Autism, Lifestyle, Mental Illness

Anxiety

anxiety

Anxiety is a common word that is thrown around and means something different for each individual. For some people, it’s just for specific situations. For example, being around a lot of noise pushes a lot of autistic people into a meltdown, anxiety or panic attack due to high anxiety. For others, it can just be sweating and other side affects before a presentation. For many, it’s overthinking situations way out of proportion and those situations are rarely ever as bad as they made it out to be in their mind.

Today, I want to briefly talk about what anxiety means to me.

Ever since I can remember, I’ve had anxiety. It never used to be this bad, but it’s always been there. As a kid, and now, it’s been anxiety about being away from my mother. About being away from home. Loud noises. People. Situations that I knew nothing or little about, I always had to have control and I always had to know everything that was happening or was going to happen.

My anxiety has mostly been circulated around social and medical situations.

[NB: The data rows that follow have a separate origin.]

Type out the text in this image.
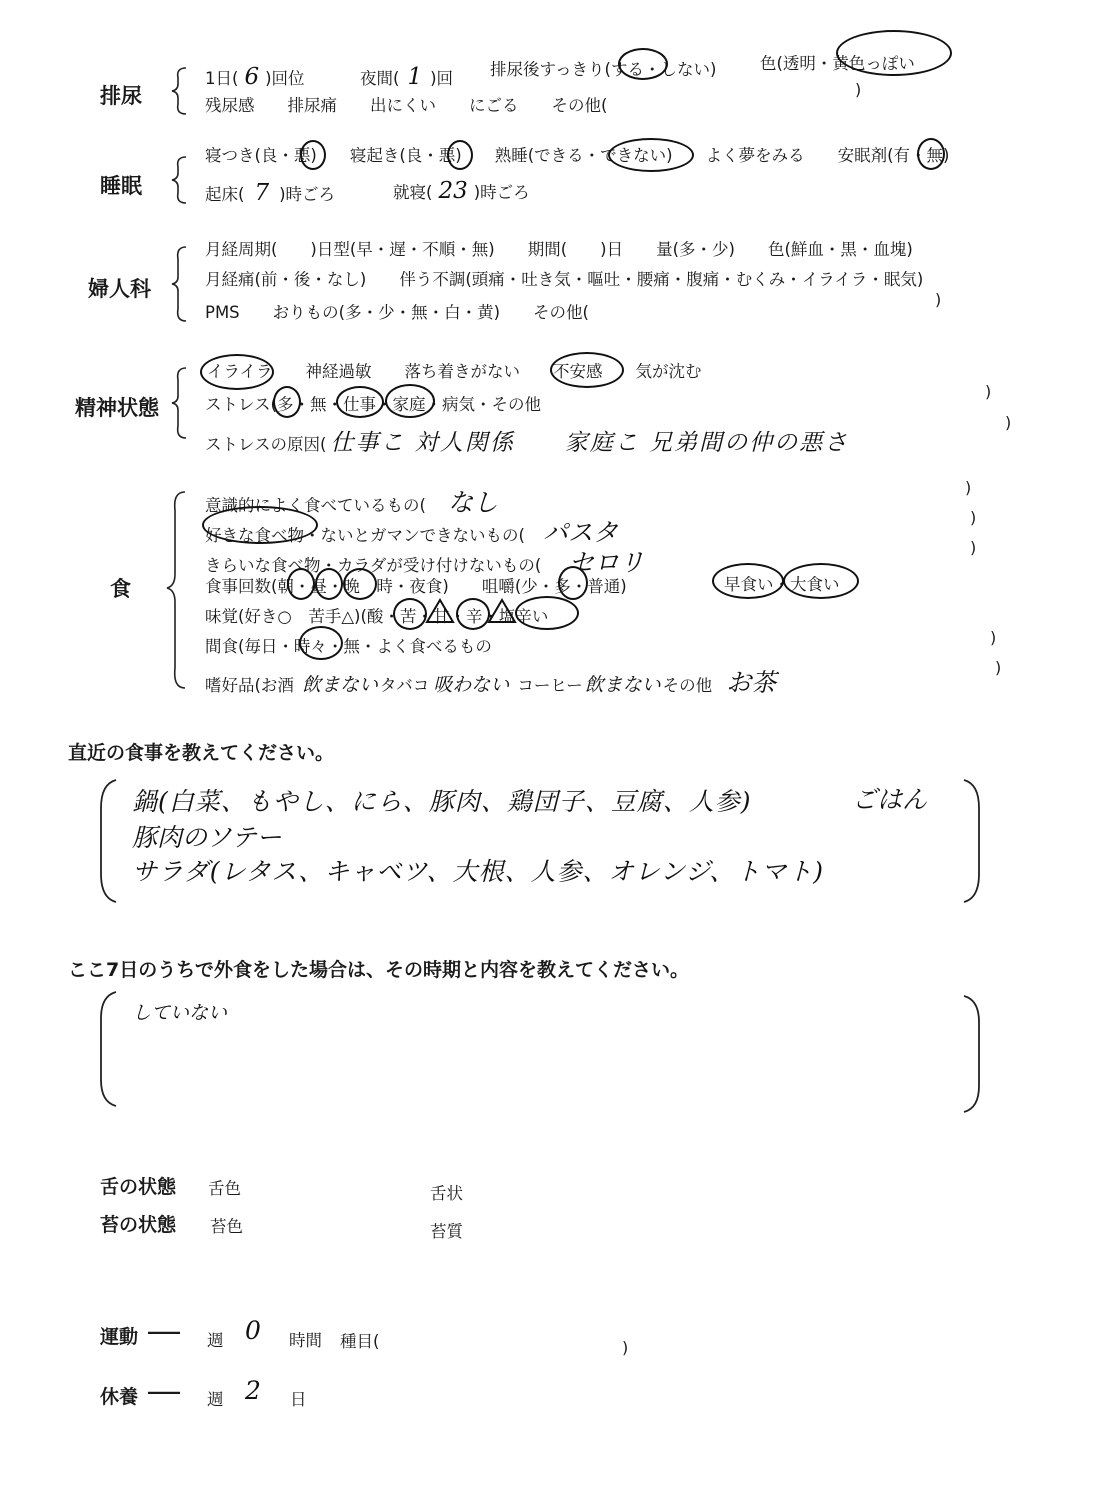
排尿
1日( 6 )回位	夜間( 1 )回 排尿後すっきり(する・しない)	色(透明・黄色っぽい
残尿感　　排尿痛　　出にくい　　にごる　　その他(
)
睡眠
寝つき(良・悪)　　寝起き(良・悪)　　熟睡(できる・できない)　　よく夢をみる　　安眠剤(有・無)
起床( 7 )時ごろ	就寝( 23 )時ごろ
婦人科
月経周期(　　)日型(早・遅・不順・無)　　期間(　　)日　　量(多・少)　　色(鮮血・黒・血塊)
月経痛(前・後・なし)　　伴う不調(頭痛・吐き気・嘔吐・腰痛・腹痛・むくみ・イライラ・眠気)
PMS　　おりもの(多・少・無・白・黄)　　その他(
)
精神状態
イライラ　　神経過敏　　落ち着きがない　　不安感　　気が沈む
)
ストレス(多・無・仕事・家庭・病気・その他
ストレスの原因( 仕事こ 対人関係　　家庭こ 兄弟間の仲の悪さ
)
食
意識的によく食べているもの( なし
)
好きな食べ物・ないとガマンできないもの( パスタ
)
きらいな食べ物・カラダが受け付けないもの( セロリ
)
食事回数(朝・昼・晩　時・夜食)　　咀嚼(少・多・普通)	早食い・大食い
味覚(好き○　苦手△)(酸・苦・甘・辛・塩辛い
間食(毎日・時々・無・よく食べるもの	)
嗜好品(お酒 飲まない タバコ 吸わない コーヒー 飲まない その他 お茶
)
直近の食事を教えてください。
鍋(白菜、もやし、にら、豚肉、鶏団子、豆腐、人参)	ごはん
豚肉のソテー
サラダ(レタス、キャベツ、大根、人参、オレンジ、トマト)
ここ7日のうちで外食をした場合は、その時期と内容を教えてください。
していない
舌の状態 舌色	舌状
苔の状態 苔色	苔質
運動 —— 週 0 時間 種目(	)
休養 —— 週 2 日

I don’t remember very much about my childhood, I just have a poor memory. That’s all I really remember about my anxiety from there.

In secondary school, I was being bullied. Part of my autistic assessment was for anxiety, which was done in my first year of secondary school, and they said it was unusually high for my age and helped with my diagnosis. I moved to a different secondary school later that year, to an autistic unit in a mainstream school twenty minutes away where I was continued to be bullied and this is where my anxiety really sky-rocketed.

My theories for this is that maybe my autistic meltdowns have been repressed, and that’s why my anxiety is so high. You weren’t punished for meltdowns in the unit but they still acted like you were just misbehaving and unless you were crying/panicking they didn’t try to calm you down because you were being violent. This is understandable, as when someone is being violent you really want to reduce the injuries that come out of it, but it’s still not their fault. As a young teenager, my meltdowns and feelings of being overwhelmed were verbally violent.

It then led to me becoming mostly mute. I didn’t speak unless I was spoken to. I kept myself to myself. I’m still like this. I was incapable of group work. I couldn’t under any circumstances make myself do a presentation. It continued at home. I experienced my first panic attacks, which led to me almost making trips to A&E thinking I was dying or going to die. I was angry at home. It led to a massive increase in paranoia (the kind where I stop eating for days convinced someone is trying to poison me type of paranoia).

Fast forward to today, I don’t leave my house. I leave for college, when I am invited out (and I don’t usually go out if it’s a one on one situation) and that’s it. I finished college three weeks ago. I left for a hospital operation, another hospital visit to check my tooth for infection and then I left yesterday as my mother wanted me to take a walk. I went out today with my boyfriends family but had a panic attack and I don’t think I’ll be going out again anytime soon.

It’s a challenge when living your day to day life is difficult because even breathing is a challenge. It’s a matter of taking it day by day. Planning ahead. Using calming techniques regularly.

For someone without anxiety, they can be put into a situation that makes them nervous/anxious and even experience panic attacks or anxiety attacks but once they are out of that situation, they have recovered and they are okay. This doesn’t necessarily mean they don’t have anxiety for those particular situations, though. With anxiety, you don’t need a situation to be anxious. You can be out of an anxious situation, and still be shaky and still need to try and stay calm. It’s when even being calm is anxiety inducing because being calm can mean that something bad will happen and I always need to be on high alert.

Anxiety is absolutely crippling and I wish it on no-one.